Better Entity Framework Core Performance By Reading Execution Plans

Both a LINQ query and an SQL statement are descriptions that state which data should be fetched, but not how.. Sure, when reading LINQ or SQL, we can make assumptions about the performance but not in every case. Some queries are either too fancy or too big to grasp, so our predictions may be way too vague if we can make any at all.

In diesem Artikel:

Better Entity Framework Core Performance By Reading Execution Plans
Pawel Gerr ist Architekt und Consultant bei Thinktecture. Er hat sich auf .NET Core Backends spezialisiert und kennt Entity Framework von vorne bis hinten.

This blog post is not a deep dive into the world of execution plans but a motivation to start how to read them. An execution plan is a powerful tool that can give you useful insights into the internals of query execution. If you need another example to see what execution plans are good for, I recommend reading my previous blog post about fuzzy searches.
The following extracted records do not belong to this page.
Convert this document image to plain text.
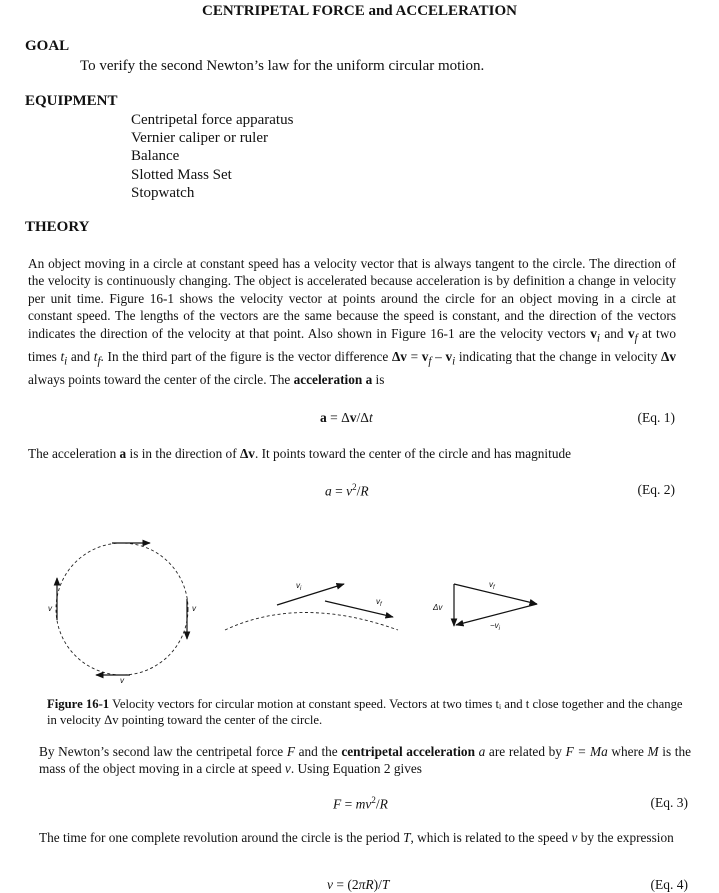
CENTRIPETAL FORCE and ACCELERATION
GOAL
To verify the second Newton’s law for the uniform circular motion.
EQUIPMENT
Centripetal force apparatus
Vernier caliper or ruler
Balance
Slotted Mass Set
Stopwatch
THEORY
An object moving in a circle at constant speed has a velocity vector that is always tangent to the circle. The direction of the velocity is continuously changing. The object is accelerated because acceleration is by definition a change in velocity per unit time. Figure 16-1 shows the velocity vector at points around the circle for an object moving in a circle at constant speed. The lengths of the vectors are the same because the speed is constant, and the direction of the vectors indicates the direction of the velocity at that point. Also shown in Figure 16-1 are the velocity vectors $v_i$ and $v_f$ at two times $t_i$ and $t_f$. In the third part of the figure is the vector difference $\Delta v = v_f - v_i$ indicating that the change in velocity Δv always points toward the center of the circle. The acceleration a is
a = Δv/Δt	(Eq. 1)
The acceleration a is in the direction of Δv. It points toward the center of the circle and has magnitude
$a = v^2/R$	(Eq. 2)
v	v
v
$v_i$
$v_f$
$v_f$
Δv
$-v_i$
Figure 16-1 Velocity vectors for circular motion at constant speed. Vectors at two times tᵢ and t close together and the change in velocity Δv pointing toward the center of the circle.
By Newton’s second law the centripetal force F and the centripetal acceleration a are related by F = Ma where M is the mass of the object moving in a circle at speed v. Using Equation 2 gives
$F = mv^2/R$	(Eq. 3)
The time for one complete revolution around the circle is the period T, which is related to the speed v by the expression
v = (2πR)/T	(Eq. 4)
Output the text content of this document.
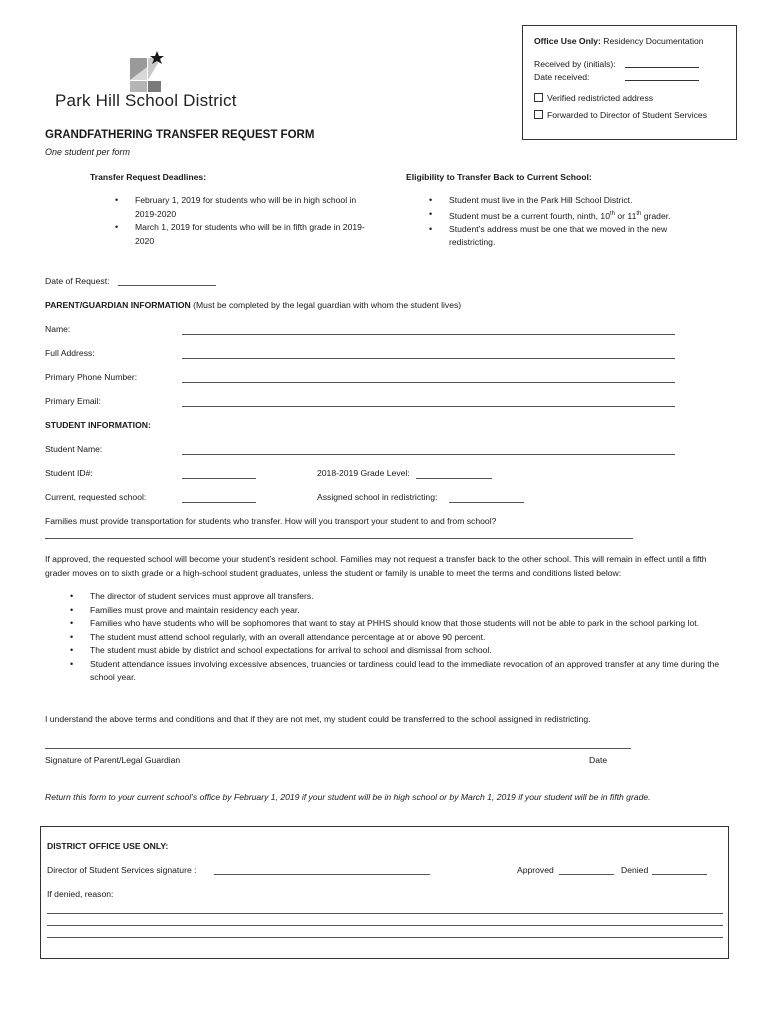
Office Use Only: Residency Documentation
Received by (initials):
Date received:
Verified redistricted address
Forwarded to Director of Student Services
Park Hill School District
GRANDFATHERING TRANSFER REQUEST FORM
One student per form
Transfer Request Deadlines:
• February 1, 2019 for students who will be in high school in 2019-2020
• March 1, 2019 for students who will be in fifth grade in 2019-2020
Eligibility to Transfer Back to Current School:
• Student must live in the Park Hill School District.
• Student must be a current fourth, ninth, 10th or 11th grader.
• Student’s address must be one that we moved in the new redistricting.
Date of Request:
PARENT/GUARDIAN INFORMATION (Must be completed by the legal guardian with whom the student lives)
Name:
Full Address:
Primary Phone Number:
Primary Email:
STUDENT INFORMATION:
Student Name:
Student ID#:	2018-2019 Grade Level:
Current, requested school:	Assigned school in redistricting:
Families must provide transportation for students who transfer. How will you transport your student to and from school?
If approved, the requested school will become your student’s resident school. Families may not request a transfer back to the other school. This will remain in effect until a fifth grader moves on to sixth grade or a high-school student graduates, unless the student or family is unable to meet the terms and conditions listed below:
• The director of student services must approve all transfers.
• Families must prove and maintain residency each year.
• Families who have students who will be sophomores that want to stay at PHHS should know that those students will not be able to park in the school parking lot.
• The student must attend school regularly, with an overall attendance percentage at or above 90 percent.
• The student must abide by district and school expectations for arrival to school and dismissal from school.
• Student attendance issues involving excessive absences, truancies or tardiness could lead to the immediate revocation of an approved transfer at any time during the school year.
I understand the above terms and conditions and that if they are not met, my student could be transferred to the school assigned in redistricting.
Signature of Parent/Legal Guardian	Date
Return this form to your current school’s office by February 1, 2019 if your student will be in high school or by March 1, 2019 if your student will be in fifth grade.
DISTRICT OFFICE USE ONLY:
Director of Student Services signature :	Approved	Denied
If denied, reason:
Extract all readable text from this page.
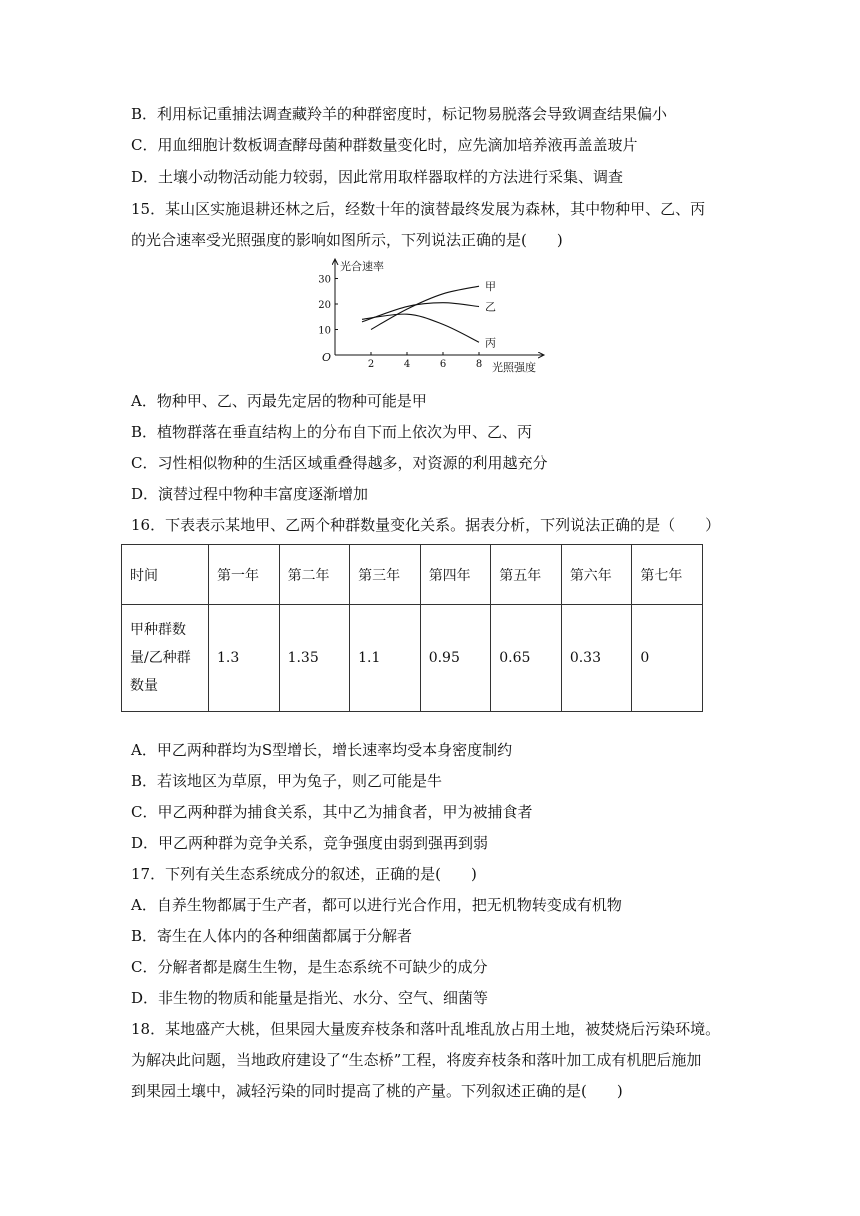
B．利用标记重捕法调查藏羚羊的种群密度时，标记物易脱落会导致调查结果偏小
C．用血细胞计数板调查酵母菌种群数量变化时，应先滴加培养液再盖盖玻片
D．土壤小动物活动能力较弱，因此常用取样器取样的方法进行采集、调查
15．某山区实施退耕还林之后，经数十年的演替最终发展为森林，其中物种甲、乙、丙
的光合速率受光照强度的影响如图所示，下列说法正确的是(　　)
光合速率
光照强度
O
2	4	6	8
10
20
30
甲
乙
丙
A．物种甲、乙、丙最先定居的物种可能是甲
B．植物群落在垂直结构上的分布自下而上依次为甲、乙、丙
C．习性相似物种的生活区域重叠得越多，对资源的利用越充分
D．演替过程中物种丰富度逐渐增加
16．下表表示某地甲、乙两个种群数量变化关系。据表分析，下列说法正确的是（　　）
时间	第一年	第二年	第三年	第四年	第五年	第六年	第七年
甲种群数
量/乙种群
数量	1.3	1.35	1.1	0.95	0.65	0.33	0
A．甲乙两种群均为S型增长，增长速率均受本身密度制约
B．若该地区为草原，甲为兔子，则乙可能是牛
C．甲乙两种群为捕食关系，其中乙为捕食者，甲为被捕食者
D．甲乙两种群为竞争关系，竞争强度由弱到强再到弱
17．下列有关生态系统成分的叙述，正确的是(　　)
A．自养生物都属于生产者，都可以进行光合作用，把无机物转变成有机物
B．寄生在人体内的各种细菌都属于分解者
C．分解者都是腐生生物，是生态系统不可缺少的成分
D．非生物的物质和能量是指光、水分、空气、细菌等
18．某地盛产大桃，但果园大量废弃枝条和落叶乱堆乱放占用土地，被焚烧后污染环境。
为解决此问题，当地政府建设了“生态桥”工程，将废弃枝条和落叶加工成有机肥后施加
到果园土壤中，减轻污染的同时提高了桃的产量。下列叙述正确的是(　　)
What is an execution plan?

An execution plan is a textual representation, i.e. a description, of all operations the database does in order to fulfill a database request. An operation could be a JOIN, filtering, projection, sorting, or other. Depending on the database, we can get even more information such as the indices used, the amount of data flowing from operation to operation, and the costs of an operation, just to name a few.

Please note: this blog post is not about the particular LINQ queries I am using here but to show you how much information an execution plan can provide us with!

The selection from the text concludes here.